Convert between kilopascals and atmospheres with bidirectional conversion, Pa/bar/psi equivalents, and reference table.
Kilopascals and atmospheres are both common pressure units, but they signal different contexts. kPa is the practical SI-style unit used in engineering, weather, and equipment specs, while atm is the classic chemistry and gas-law reference pressure. They are close enough to be easy to compare, yet different enough that the conversion factor matters when you are solving a gas law, reading a weather map, or checking an equipment specification.
This converter handles both directions and also shows Pa, bar, psi, and mmHg. That makes it useful when a reading in kPa has to be compared with a chemistry value in atm, or when an atmosphere-based reference needs to be translated into a more engineering-friendly number. It also helps when a lab report, a diving table, or a reference chart uses atm but the rest of your workflow is written in metric pressure units.
Use it when you need to move between metric pressure reporting and atmosphere-based scientific reference points without memorizing the 101.325 factor.
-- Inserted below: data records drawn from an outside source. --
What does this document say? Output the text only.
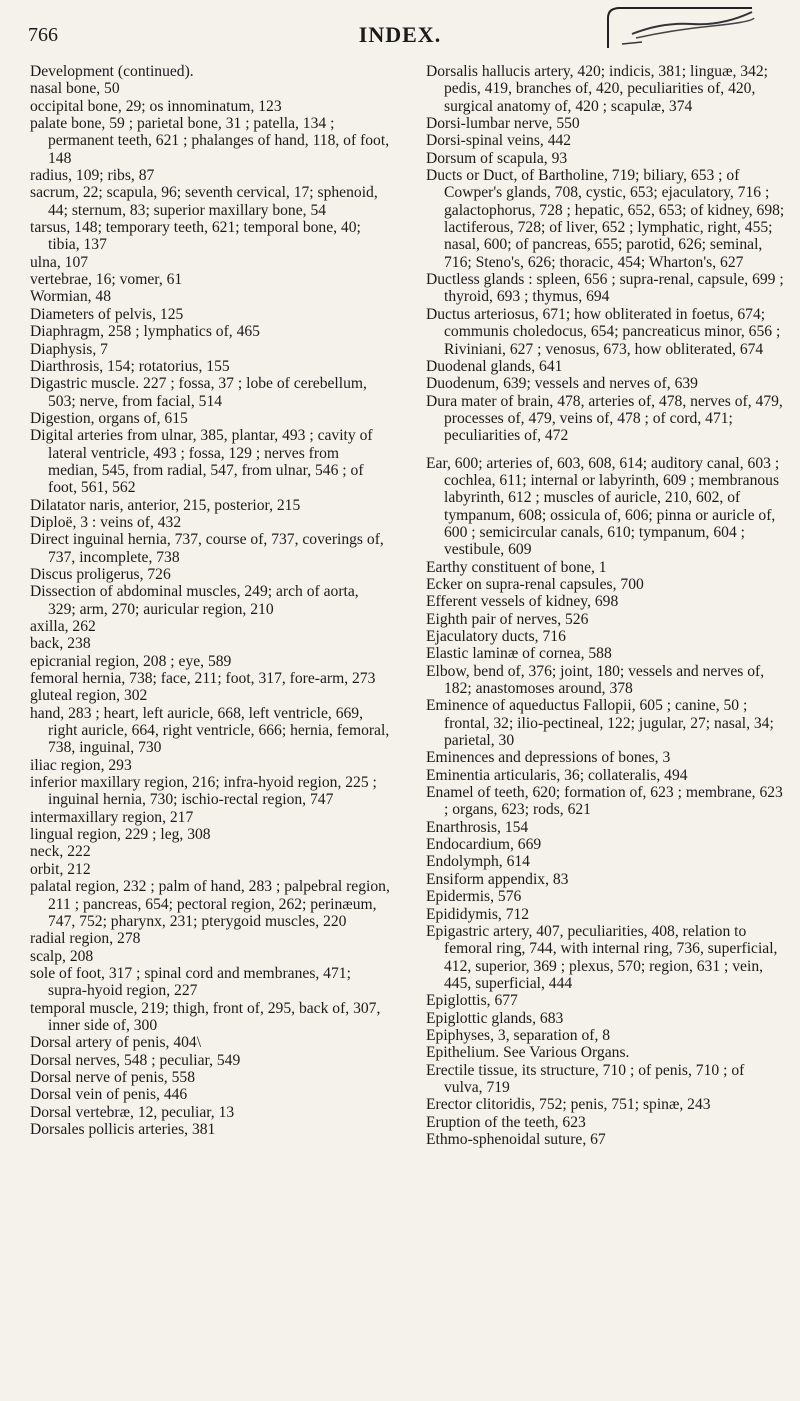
766	INDEX.
Development (continued).
nasal bone, 50
occipital bone, 29; os innominatum, 123
palate bone, 59 ; parietal bone, 31 ; patella, 134 ; permanent teeth, 621 ; phalanges of hand, 118, of foot, 148
radius, 109; ribs, 87
sacrum, 22; scapula, 96; seventh cervical, 17; sphenoid, 44; sternum, 83; superior maxillary bone, 54
tarsus, 148; temporary teeth, 621; temporal bone, 40; tibia, 137
ulna, 107
vertebrae, 16; vomer, 61
Wormian, 48
Diameters of pelvis, 125
Diaphragm, 258 ; lymphatics of, 465
Diaphysis, 7
Diarthrosis, 154; rotatorius, 155
Digastric muscle. 227 ; fossa, 37 ; lobe of cerebellum, 503; nerve, from facial, 514
Digestion, organs of, 615
Digital arteries from ulnar, 385, plantar, 493 ; cavity of lateral ventricle, 493 ; fossa, 129 ; nerves from median, 545, from radial, 547, from ulnar, 546 ; of foot, 561, 562
Dilatator naris, anterior, 215, posterior, 215
Diploë, 3 : veins of, 432
Direct inguinal hernia, 737, course of, 737, coverings of, 737, incomplete, 738
Discus proligerus, 726
Dissection of abdominal muscles, 249; arch of aorta, 329; arm, 270; auricular region, 210
axilla, 262
back, 238
epicranial region, 208 ; eye, 589
femoral hernia, 738; face, 211; foot, 317, fore-arm, 273
gluteal region, 302
hand, 283 ; heart, left auricle, 668, left ventricle, 669, right auricle, 664, right ventricle, 666; hernia, femoral, 738, inguinal, 730
iliac region, 293
inferior maxillary region, 216; infra-hyoid region, 225 ; inguinal hernia, 730; ischio-rectal region, 747
intermaxillary region, 217
lingual region, 229 ; leg, 308
neck, 222
orbit, 212
palatal region, 232 ; palm of hand, 283 ; palpebral region, 211 ; pancreas, 654; pectoral region, 262; perinæum, 747, 752; pharynx, 231; pterygoid muscles, 220
radial region, 278
scalp, 208
sole of foot, 317 ; spinal cord and membranes, 471; supra-hyoid region, 227
temporal muscle, 219; thigh, front of, 295, back of, 307, inner side of, 300
Dorsal artery of penis, 404\
Dorsal nerves, 548 ; peculiar, 549
Dorsal nerve of penis, 558
Dorsal vein of penis, 446
Dorsal vertebræ, 12, peculiar, 13
Dorsales pollicis arteries, 381
Dorsalis hallucis artery, 420; indicis, 381; linguæ, 342; pedis, 419, branches of, 420, peculiarities of, 420, surgical anatomy of, 420 ; scapulæ, 374
Dorsi-lumbar nerve, 550
Dorsi-spinal veins, 442
Dorsum of scapula, 93
Ducts or Duct, of Bartholine, 719; biliary, 653 ; of Cowper's glands, 708, cystic, 653; ejaculatory, 716 ; galactophorus, 728 ; hepatic, 652, 653; of kidney, 698; lactiferous, 728; of liver, 652 ; lymphatic, right, 455; nasal, 600; of pancreas, 655; parotid, 626; seminal, 716; Steno's, 626; thoracic, 454; Wharton's, 627
Ductless glands : spleen, 656 ; supra-renal, capsule, 699 ; thyroid, 693 ; thymus, 694
Ductus arteriosus, 671; how obliterated in foetus, 674; communis choledocus, 654; pancreaticus minor, 656 ; Riviniani, 627 ; venosus, 673, how obliterated, 674
Duodenal glands, 641
Duodenum, 639; vessels and nerves of, 639
Dura mater of brain, 478, arteries of, 478, nerves of, 479, processes of, 479, veins of, 478 ; of cord, 471; peculiarities of, 472
Ear, 600; arteries of, 603, 608, 614; auditory canal, 603 ; cochlea, 611; internal or labyrinth, 609 ; membranous labyrinth, 612 ; muscles of auricle, 210, 602, of tympanum, 608; ossicula of, 606; pinna or auricle of, 600 ; semicircular canals, 610; tympanum, 604 ; vestibule, 609
Earthy constituent of bone, 1
Ecker on supra-renal capsules, 700
Efferent vessels of kidney, 698
Eighth pair of nerves, 526
Ejaculatory ducts, 716
Elastic laminæ of cornea, 588
Elbow, bend of, 376; joint, 180; vessels and nerves of, 182; anastomoses around, 378
Eminence of aqueductus Fallopii, 605 ; canine, 50 ; frontal, 32; ilio-pectineal, 122; jugular, 27; nasal, 34; parietal, 30
Eminences and depressions of bones, 3
Eminentia articularis, 36; collateralis, 494
Enamel of teeth, 620; formation of, 623 ; membrane, 623 ; organs, 623; rods, 621
Enarthrosis, 154
Endocardium, 669
Endolymph, 614
Ensiform appendix, 83
Epidermis, 576
Epididymis, 712
Epigastric artery, 407, peculiarities, 408, relation to femoral ring, 744, with internal ring, 736, superficial, 412, superior, 369 ; plexus, 570; region, 631 ; vein, 445, superficial, 444
Epiglottis, 677
Epiglottic glands, 683
Epiphyses, 3, separation of, 8
Epithelium. See Various Organs.
Erectile tissue, its structure, 710 ; of penis, 710 ; of vulva, 719
Erector clitoridis, 752; penis, 751; spinæ, 243
Eruption of the teeth, 623
Ethmo-sphenoidal suture, 67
The reference table gives you quick checks for common pressures instead of making you recalculate the same ratio over and over.
kPa and atm describe the same pressure in two communities that often talk past each other. This page keeps both views visible and makes it easier to compare engineering values with chemistry, weather, and diving references, which is useful whenever a calculation crosses from one convention into the other. It is also a practical guardrail against rounding a result too early and losing the precision you need for a gas-law or reference-pressure check.
kPa to atm: atm = kPa ÷ 101.325 atm to kPa: kPa = atm × 101.325 kPa to psi: psi = kPa × 0.145038 kPa to bar: bar = kPa ÷ 100
Result: 1.974 atm
200 kPa ÷ 101.325 = 1.974 atm. This is roughly twice atmospheric pressure, similar to the pressure at 10 meters under water.
The mole concept in chemistry traditionally uses STP at 0°C and 1 atm (101.325 kPa), giving a molar volume of 22.414 L/mol for ideal gases. The newer IUPAC standard uses 0°C and 100 kPa (1 bar), giving 22.711 L/mol.
Use atm when solving gas law problems in general chemistry courses (unless instructed otherwise). Use kPa in engineering calculations, when working with SI units, or when using R = 8.314. International standards increasingly prefer kPa or bar over atm.
Medical: mmHg (blood pressure). Chemistry: atm or bar. Engineering: kPa, MPa, or psi. Meteorology: hPa, kPa, or mbar. Diving: atm or bar. This converter helps bridge all these unit systems.
1 atm = 101.325 kPa exactly. This is the defined standard atmospheric pressure, so the conversion does not vary from one source to another.
Divide the kPa value by 101.325. For example, 150 kPa ÷ 101.325 = 1.481 atm, which is the same relationship this page uses in the opposite direction as well.
No, but they are close. 100 kPa = 1 bar = 0.9869 atm, while 1 atm = 101.325 kPa, so the difference is about 1.3%.
Use R = 8.314 L·kPa/(mol·K) when pressure is in kPa and volume in liters. With atm, use R = 0.08206 L·atm/(mol·K), so the gas-law units stay consistent.
Canada and some other countries use kPa for weather because it is an SI unit. Normal weather pressure ranges from about 97 to 104 kPa, which is why the unit works well for daily forecasts and synoptic maps.
1 kPa = 10 hPa (hectopascals). Meteorologists often use hPa, which is the same numerical scale as millibars, so standard pressure becomes 1013.25 hPa = 101.325 kPa.